De nouvelles simulations indiquent que l'acidification des océans se fait à une vitesse sans précédent depuis 65 millions d’années. Selon des chercheurs anglais, la vitesse de cette variation environnementale met à mal les capacités d’adaptation du plancton océanique.
Le plancton marin est constitué de micro-organismes végétaux (phytoplancton) et animaux (zooplancton) dont les exosquelettes sont composés pour la grande majorité de carbonate de calcium sensible à l’acidité. © Kils CC by-sa

Le plancton marin est constitué de micro-organismes végétaux (phytoplancton) et animaux (zooplancton) dont les exosquelettes sont composés pour la grande majorité de carbonate de calcium sensible à l’acidité. © Kils CC by-sa

Pour simuler l'acidification future des océans, les chercheurs de l'Université de Bristol se sont basés sur le modèle Genie-1 et les comparaisons entre le taux actuel d'acidification et ceux enregistrées il y a 55 millions d'années, lors du passage Paléocène-Eocène.

A cette époque eut lieu la plus importante et la plus rapide perturbation climatique de l'ère géologique moderne qui a débuté avec l'extinction des dinosaures. La planète s'est réchauffée brusquement (+ 5 à 6°C en quelques dizaines de milliers d'années) et de nombreux changements dans les circulations atmosphériques et océaniques se sont produits. Cet événement appelé Maximum thermique du Paléocène-Eocène (PETM) s'est accompagné de l'extinction de nombreux groupes, notamment au sein de la faune benthique.

La comparaison des taux de carbonates de cet événement, enregistrés dans les sédiments, avec l'évolution actuelle de ces taux a permis d'alimenter le modèle du système terrestre Genie-1 (Grid ENabled Integrated Earth) et d'estimer les changements environnementaux induits par l'acidification future des océans.

Rappelons que l'absorption par les océans d'un quart des émissions de CO2 se traduit par une modification du cycle géochimique des carbonates. L'augmentation du CO2 dissous dans les océans entraîne l'augmentation des espèces acides qui font baisser le pH océanique. Ainsi, les émissions de dioxyde de carbone provoquent une acidification des océans.

« Les expériences de laboratoire peuvent nous dire comment les organismes marins réagissent, explique Daniela Schmidt, co-auteur de l'étude parue dans la revue Nature Geoscience. Mais ces expériences ne peuvent nous dire si les organismes marins seront capables de s'adapter à l'acidification des océans par la migration ou l'évolution. »

« Par conséquent, ajoute-t-elle, une grande attention s'est concentrée récemment sur les acidifications connues des océans et les réactions biologiques présentes dans les enregistrements géologiques. Plusieurs types de preuves géologiques - l'extension d'organismes des eaux chaudes vers les pôles et la dissolution des sédiments carbonatés du plancher océanique nous disent qu'il y a eu simultanément un réchauffement extrême et une acidification à cette époque - ont laissé les traces d'un rejet massif de gaz à effet de serre. »

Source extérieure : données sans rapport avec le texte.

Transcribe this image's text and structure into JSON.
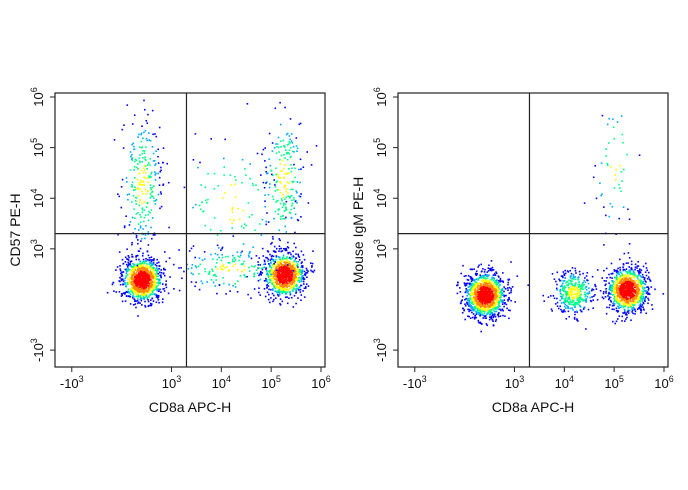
{
  "chart_data": [
    {
      "type": "scatter",
      "subtype": "flow-cytometry-density-plot",
      "xlabel": "CD8a APC-H",
      "ylabel": "CD57 PE-H",
      "scale": "biexponential",
      "x_ticks": [
        {
          "base": "-10",
          "exp": "3",
          "value": -1000
        },
        {
          "base": "10",
          "exp": "3",
          "value": 1000
        },
        {
          "base": "10",
          "exp": "4",
          "value": 10000
        },
        {
          "base": "10",
          "exp": "5",
          "value": 100000
        },
        {
          "base": "10",
          "exp": "6",
          "value": 1000000
        }
      ],
      "y_ticks": [
        {
          "base": "-10",
          "exp": "3",
          "value": -1000
        },
        {
          "base": "10",
          "exp": "3",
          "value": 1000
        },
        {
          "base": "10",
          "exp": "4",
          "value": 10000
        },
        {
          "base": "10",
          "exp": "5",
          "value": 100000
        },
        {
          "base": "10",
          "exp": "6",
          "value": 1000000
        }
      ],
      "quadrant_gate": {
        "x": 2000,
        "y": 2000
      },
      "populations": [
        {
          "x": 400,
          "y": 400,
          "weight": 0.38
        },
        {
          "x": 180000,
          "y": 500,
          "weight": 0.34
        },
        {
          "x": 400,
          "y": 20000,
          "weight": 0.1
        },
        {
          "x": 170000,
          "y": 25000,
          "weight": 0.08
        },
        {
          "x": 15000,
          "y": 600,
          "weight": 0.06
        },
        {
          "x": 15000,
          "y": 8000,
          "weight": 0.04
        }
      ],
      "colormap": [
        "#0000ff",
        "#00aaff",
        "#00ff88",
        "#ffff00",
        "#ff8800",
        "#ff0000"
      ]
    },
    {
      "type": "scatter",
      "subtype": "flow-cytometry-density-plot",
      "xlabel": "CD8a APC-H",
      "ylabel": "Mouse IgM PE-H",
      "scale": "biexponential",
      "x_ticks": [
        {
          "base": "-10",
          "exp": "3",
          "value": -1000
        },
        {
          "base": "10",
          "exp": "3",
          "value": 1000
        },
        {
          "base": "10",
          "exp": "4",
          "value": 10000
        },
        {
          "base": "10",
          "exp": "5",
          "value": 100000
        },
        {
          "base": "10",
          "exp": "6",
          "value": 1000000
        }
      ],
      "y_ticks": [
        {
          "base": "-10",
          "exp": "3",
          "value": -1000
        },
        {
          "base": "10",
          "exp": "3",
          "value": 1000
        },
        {
          "base": "10",
          "exp": "4",
          "value": 10000
        },
        {
          "base": "10",
          "exp": "5",
          "value": 100000
        },
        {
          "base": "10",
          "exp": "6",
          "value": 1000000
        }
      ],
      "quadrant_gate": {
        "x": 2000,
        "y": 2000
      },
      "populations": [
        {
          "x": 400,
          "y": 100,
          "weight": 0.46
        },
        {
          "x": 180000,
          "y": 200,
          "weight": 0.38
        },
        {
          "x": 15000,
          "y": 150,
          "weight": 0.14
        },
        {
          "x": 100000,
          "y": 50000,
          "weight": 0.02
        }
      ],
      "colormap": [
        "#0000ff",
        "#00aaff",
        "#00ff88",
        "#ffff00",
        "#ff8800",
        "#ff0000"
      ]
    }
  ]
}
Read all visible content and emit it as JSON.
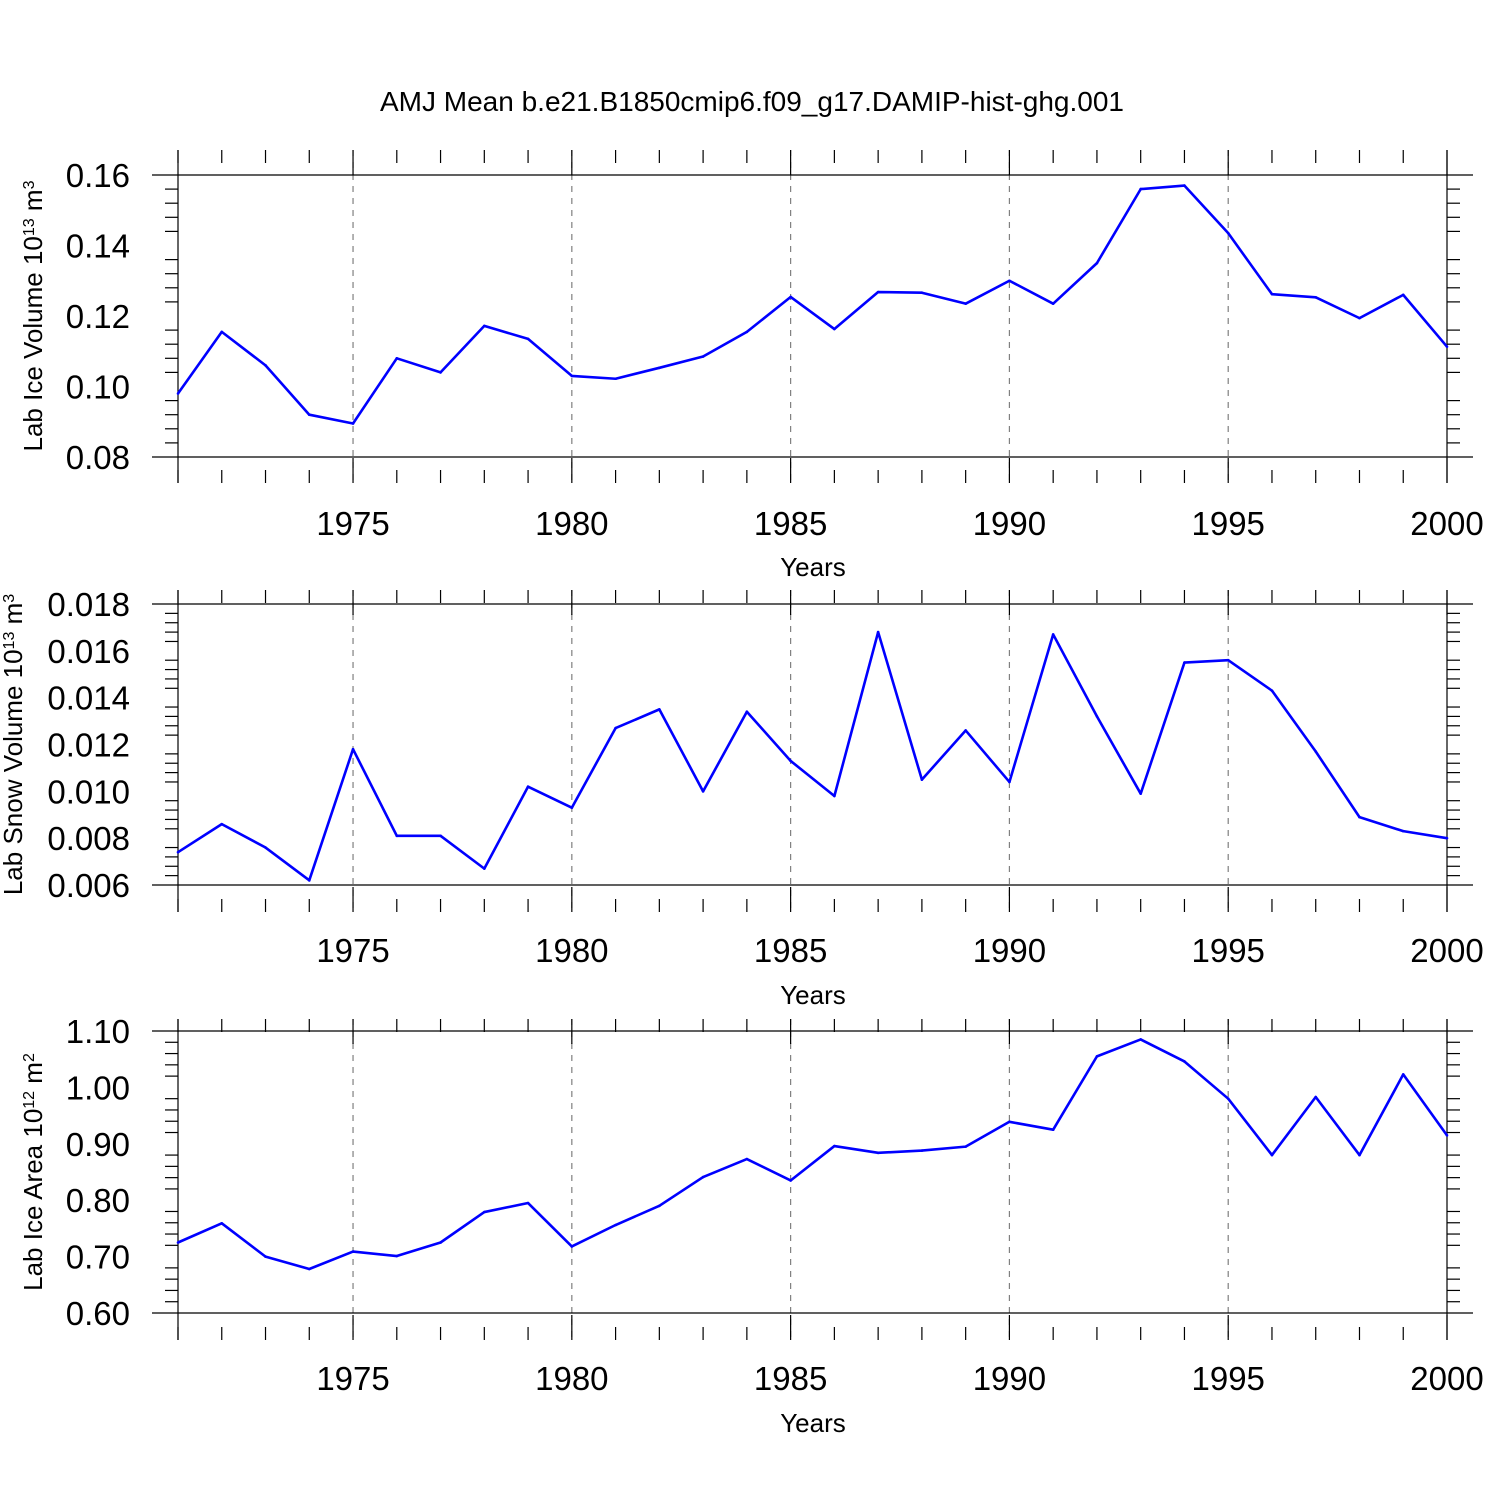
{
  "title": "AMJ Mean b.e21.B1850cmip6.f09_g17.DAMIP-hist-ghg.001",
  "colors": {
    "series_line": "#0000ff",
    "axis": "#000000",
    "grid": "#808080"
  },
  "chart_data": [
    {
      "type": "line",
      "ylabel_text": "Lab Ice Volume 10",
      "ylabel_exp": "13",
      "ylabel_unit": " m",
      "ylabel_unit_exp": "3",
      "xlabel": "Years",
      "xlim": [
        1971,
        2000
      ],
      "ylim": [
        0.08,
        0.16
      ],
      "x_ticks": [
        1975,
        1980,
        1985,
        1990,
        1995,
        2000
      ],
      "y_ticks": [
        "0.08",
        "0.10",
        "0.12",
        "0.14",
        "0.16"
      ],
      "grid": "vertical dashed lines at major x ticks",
      "x": [
        1971,
        1972,
        1973,
        1974,
        1975,
        1976,
        1977,
        1978,
        1979,
        1980,
        1981,
        1982,
        1983,
        1984,
        1985,
        1986,
        1987,
        1988,
        1989,
        1990,
        1991,
        1992,
        1993,
        1994,
        1995,
        1996,
        1997,
        1998,
        1999,
        2000
      ],
      "values": [
        0.098,
        0.1155,
        0.106,
        0.092,
        0.0895,
        0.108,
        0.104,
        0.1172,
        0.1135,
        0.103,
        0.1022,
        0.1053,
        0.1085,
        0.1155,
        0.1254,
        0.1163,
        0.1268,
        0.1266,
        0.1235,
        0.13,
        0.1235,
        0.135,
        0.156,
        0.157,
        0.1435,
        0.1262,
        0.1253,
        0.1194,
        0.126,
        0.1113
      ]
    },
    {
      "type": "line",
      "ylabel_text": "Lab Snow Volume 10",
      "ylabel_exp": "13",
      "ylabel_unit": " m",
      "ylabel_unit_exp": "3",
      "xlabel": "Years",
      "xlim": [
        1971,
        2000
      ],
      "ylim": [
        0.006,
        0.018
      ],
      "x_ticks": [
        1975,
        1980,
        1985,
        1990,
        1995,
        2000
      ],
      "y_ticks": [
        "0.006",
        "0.008",
        "0.010",
        "0.012",
        "0.014",
        "0.016",
        "0.018"
      ],
      "grid": "vertical dashed lines at major x ticks",
      "x": [
        1971,
        1972,
        1973,
        1974,
        1975,
        1976,
        1977,
        1978,
        1979,
        1980,
        1981,
        1982,
        1983,
        1984,
        1985,
        1986,
        1987,
        1988,
        1989,
        1990,
        1991,
        1992,
        1993,
        1994,
        1995,
        1996,
        1997,
        1998,
        1999,
        2000
      ],
      "values": [
        0.0074,
        0.0086,
        0.0076,
        0.0062,
        0.0118,
        0.0081,
        0.0081,
        0.0067,
        0.0102,
        0.0093,
        0.0127,
        0.0135,
        0.01,
        0.0134,
        0.0113,
        0.0098,
        0.0168,
        0.0105,
        0.0126,
        0.0104,
        0.0167,
        0.0132,
        0.0099,
        0.0155,
        0.0156,
        0.0143,
        0.0117,
        0.0089,
        0.0083,
        0.008
      ]
    },
    {
      "type": "line",
      "ylabel_text": "Lab Ice Area 10",
      "ylabel_exp": "12",
      "ylabel_unit": " m",
      "ylabel_unit_exp": "2",
      "xlabel": "Years",
      "xlim": [
        1971,
        2000
      ],
      "ylim": [
        0.6,
        1.1
      ],
      "x_ticks": [
        1975,
        1980,
        1985,
        1990,
        1995,
        2000
      ],
      "y_ticks": [
        "0.60",
        "0.70",
        "0.80",
        "0.90",
        "1.00",
        "1.10"
      ],
      "grid": "vertical dashed lines at major x ticks",
      "x": [
        1971,
        1972,
        1973,
        1974,
        1975,
        1976,
        1977,
        1978,
        1979,
        1980,
        1981,
        1982,
        1983,
        1984,
        1985,
        1986,
        1987,
        1988,
        1989,
        1990,
        1991,
        1992,
        1993,
        1994,
        1995,
        1996,
        1997,
        1998,
        1999,
        2000
      ],
      "values": [
        0.725,
        0.759,
        0.7,
        0.678,
        0.709,
        0.701,
        0.725,
        0.779,
        0.795,
        0.718,
        0.756,
        0.79,
        0.841,
        0.873,
        0.835,
        0.896,
        0.884,
        0.888,
        0.895,
        0.939,
        0.925,
        1.055,
        1.085,
        1.046,
        0.98,
        0.88,
        0.983,
        0.88,
        1.023,
        0.915
      ]
    }
  ]
}
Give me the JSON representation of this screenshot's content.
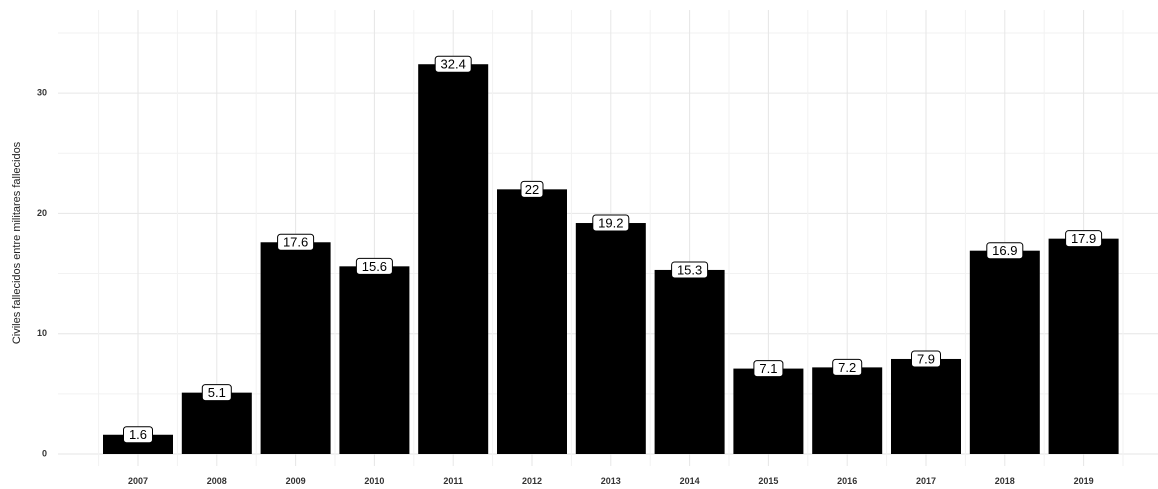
{
  "chart_data": {
    "type": "bar",
    "categories": [
      "2007",
      "2008",
      "2009",
      "2010",
      "2011",
      "2012",
      "2013",
      "2014",
      "2015",
      "2016",
      "2017",
      "2018",
      "2019"
    ],
    "values": [
      1.6,
      5.1,
      17.6,
      15.6,
      32.4,
      22,
      19.2,
      15.3,
      7.1,
      7.2,
      7.9,
      16.9,
      17.9
    ],
    "data_labels": [
      "1.6",
      "5.1",
      "17.6",
      "15.6",
      "32.4",
      "22",
      "19.2",
      "15.3",
      "7.1",
      "7.2",
      "7.9",
      "16.9",
      "17.9"
    ],
    "title": "",
    "xlabel": "",
    "ylabel": "Civiles fallecidos entre militares fallecidos",
    "ylim": [
      0,
      35
    ],
    "yticks": [
      0,
      10,
      20,
      30
    ],
    "ytick_labels": [
      "0",
      "10",
      "20",
      "30"
    ],
    "grid": true,
    "bar_color": "#000000",
    "legend": "none"
  }
}
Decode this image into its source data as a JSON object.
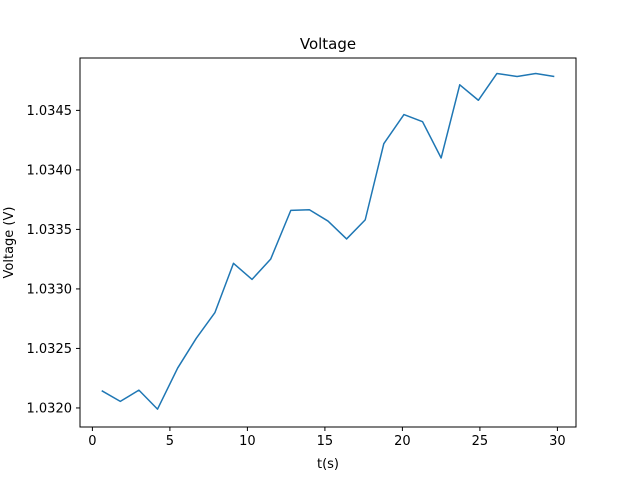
{
  "chart_data": {
    "type": "line",
    "title": "Voltage",
    "xlabel": "t(s)",
    "ylabel": "Voltage (V)",
    "xlim": [
      -0.8,
      31.2
    ],
    "ylim": [
      1.03184,
      1.03494
    ],
    "x_ticks": [
      0,
      5,
      10,
      15,
      20,
      25,
      30
    ],
    "x_tick_labels": [
      "0",
      "5",
      "10",
      "15",
      "20",
      "25",
      "30"
    ],
    "y_ticks": [
      1.032,
      1.0325,
      1.033,
      1.0335,
      1.034,
      1.0345
    ],
    "y_tick_labels": [
      "1.0320",
      "1.0325",
      "1.0330",
      "1.0335",
      "1.0340",
      "1.0345"
    ],
    "grid": false,
    "series": [
      {
        "color": "#1f77b4",
        "x": [
          0.6,
          1.8,
          3.0,
          4.2,
          5.5,
          6.7,
          7.9,
          9.1,
          10.3,
          11.5,
          12.8,
          14.0,
          15.2,
          16.4,
          17.6,
          18.8,
          20.1,
          21.3,
          22.5,
          23.7,
          24.9,
          26.1,
          27.4,
          28.6,
          29.8
        ],
        "y": [
          1.032145,
          1.032055,
          1.03215,
          1.03199,
          1.032335,
          1.032585,
          1.0328,
          1.033215,
          1.03308,
          1.03325,
          1.03366,
          1.033665,
          1.03357,
          1.03342,
          1.03358,
          1.03422,
          1.034465,
          1.034405,
          1.0341,
          1.034715,
          1.034585,
          1.03481,
          1.034785,
          1.03481,
          1.034785
        ]
      }
    ]
  }
}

Une menace acide plane sur les écosystèmes océaniques

Les simulations obtenues prédisent un rythme d'acidification sans précédent, supérieur même au passage Paléocène-Eocène. Or les expériences ont prouvé que si le pH continue à baisser, cela entraînera une dissolution des carbonates des squelettes et exosquelettes (coquille, carapace). La diminution de croissance, le nanisme, la baisse d'activité et l'augmentation du taux de mortalité des organismes marins affecteront l'ensemble des écosystèmes.

Selon Andy Ridgwell, lui aussi co-auteur de l'étude, cette pression environnementale risque fort d'être fatale aux organismes benthiques. « Contrairement au plancton, qui vit en surface dans un habitat ouvert aux variations, les organismes des fonds océaniques se sont adaptés à des conditions beaucoup plus stables. Un changement géochimique important et rapide de leur environnement pourrait rendre leur survie précaire. [...] L'extinction généralisée dans ces fonds océaniques durant le réchauffement par effet de serre et l'acidification des océans du passage Paléocène-Eocène nous indique que des extinctions similaires dans le futur sont possibles. »

Pour autant, il n'est pas dit que le plancton marin soit mieux loti. Malgré son adaptabilité qui l'a sûrement aidé à traverser la crise de la fin du Paléocène, l'ampleur des variations environnementales de la surface océanique prédites par les simulations risque d'être un défi. Or le plancton, qui constitue le premier maillon de la chaîne alimentaire, est à la base des écosystèmes marins. Sa disparition serait donc dramatique.